Luxembourg banker Yves Mersch was to appear on Monday before the economic and monetary committee, having been picked to fill a vacancy on the board.
Sharon Bowles, the committee's head, said EU finance ministers had failed to explain why women were not considered.
Her letter, she said, had urged action to promote women at the ECB.
There are currently no women on the ECB's six-member executive board, external, which runs its day-to-day business; on its 23-member governing council, external, which decides policy; and on its 29-strong general council, external, which brings together EU central bankers.

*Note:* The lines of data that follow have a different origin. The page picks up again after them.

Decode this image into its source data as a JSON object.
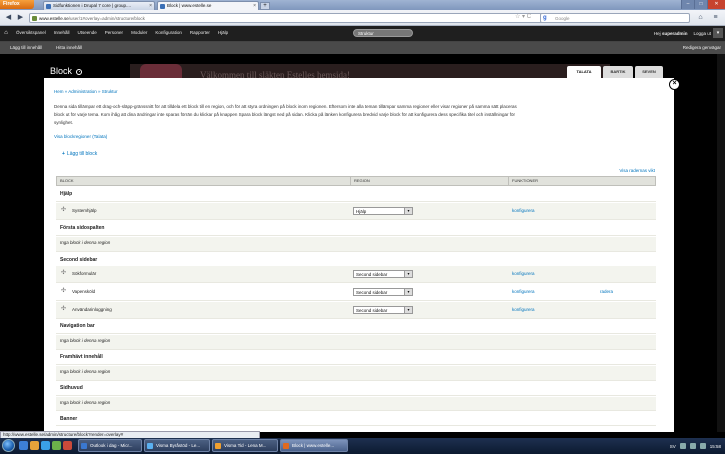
{
  "browser": {
    "app_button": "Firefox",
    "tabs": [
      {
        "label": "Sidfunktionen i Drupal 7 core | group....",
        "active": false
      },
      {
        "label": "Block | www.estelle.se",
        "active": true
      }
    ],
    "new_tab": "+",
    "url_prefix": "www.estelle.se",
    "url_rest": "/user/1#overlay=admin/structure/block",
    "search_engine": "Google",
    "search_placeholder": "Google",
    "status_url": "http://www.estelle.se/admin/structure/block?render=overlay#"
  },
  "toolbar": {
    "items": [
      "Översiktspanel",
      "Innehåll",
      "Struktur",
      "Utseende",
      "Personer",
      "Moduler",
      "Konfiguration",
      "Rapporter",
      "Hjälp"
    ],
    "selected": "Struktur",
    "greeting_prefix": "Hej",
    "username": "superadmin",
    "logout": "Logga ut",
    "shortcuts": [
      "Lägg till innehåll",
      "Hitta innehåll"
    ],
    "edit_shortcuts": "Redigera genvägar"
  },
  "background_site": {
    "welcome": "Välkommen till släkten Estelles hemsida!"
  },
  "overlay": {
    "title": "Block",
    "theme_tabs": [
      "TALATA",
      "BARTIK",
      "SEVEN"
    ],
    "active_theme": "TALATA",
    "breadcrumb": "Hem » Administration » Struktur",
    "description_1": "Denna sida tillämpar ett drag-och-släpp-gränssnitt för att tilldela ett block till en region, och för att styra ordningen på block inom regionen. Eftersom inte alla teman tillämpar samma regioner eller visar regioner på samma sätt placeras",
    "description_2": "block ut för varje tema. Kom ihåg att dina ändringar inte sparas förrän du klickar på knappen Spara block längst ned på sidan. Klicka på länken konfigurera bredvid varje block för att konfigurera dess specifika titel och inställningar för",
    "description_3": "synlighet.",
    "show_regions": "Visa blockregioner (Talata)",
    "add_block": "Lägg till block",
    "show_weights": "Visa radernas vikt",
    "columns": {
      "block": "BLOCK",
      "region": "REGION",
      "functions": "FUNKTIONER"
    },
    "regions": [
      {
        "name": "Hjälp",
        "blocks": [
          {
            "name": "Systemhjälp",
            "region": "Hjälp",
            "configure": "konfigurera"
          }
        ]
      },
      {
        "name": "Första sidospalten",
        "empty": "Inga block i denna region"
      },
      {
        "name": "Second sidebar",
        "blocks": [
          {
            "name": "Sökformulär",
            "region": "Second sidebar",
            "configure": "konfigurera"
          },
          {
            "name": "Vapensköld",
            "region": "Second sidebar",
            "configure": "konfigurera",
            "delete": "radera"
          },
          {
            "name": "Användarinloggning",
            "region": "Second sidebar",
            "configure": "konfigurera"
          }
        ]
      },
      {
        "name": "Navigation bar",
        "empty": "Inga block i denna region"
      },
      {
        "name": "Framhävt innehåll",
        "empty": "Inga block i denna region"
      },
      {
        "name": "Sidhuvud",
        "empty": "Inga block i denna region"
      },
      {
        "name": "Banner"
      }
    ]
  },
  "taskbar": {
    "tasks": [
      "Outlook i dag - Micr...",
      "Visma Byråstöd - Le...",
      "Visma Tid - Lena M...",
      "Block | www.estelle..."
    ],
    "active_task": "Block | www.estelle...",
    "language": "SV",
    "clock": "15:58"
  },
  "colors": {
    "link": "#0074bd",
    "toolbar_bg": "#1f1f1f",
    "header_bg": "#e1e2dc"
  }
}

However, the executive board did have a woman member from when it was founded in 1998 until May of last year, when Austria's Gertrude Tumpel-Gugerell left.
While the European Parliament can hold up nominations to the board, it does not have the power to block them. Eurozone leaders who make the appointments are free to disregard the parliament's opinion in such cases.
Ms Bowles said she had received "some verbal assurances that no women could be located" but there had been no formal reply and no answer regarding a plan to promote women.
"There is now not even a single woman sitting on the main board of what is one of the most powerful and essential institutions in the EU," the British Liberal Democrat MEP said in a statement.
"The symbolic and practical effects of this absence are not without note. It does seem, as with corporations, that there is a systemic cultural problem to address."
There has been an empty seat on the ECB's executive board since Spain's Jose Manuel Gonzalez Paramo left at the end of his term on 31 May.
Mr Mersch, head of Luxembourg's central bank, was chosen by eurozone finance ministers.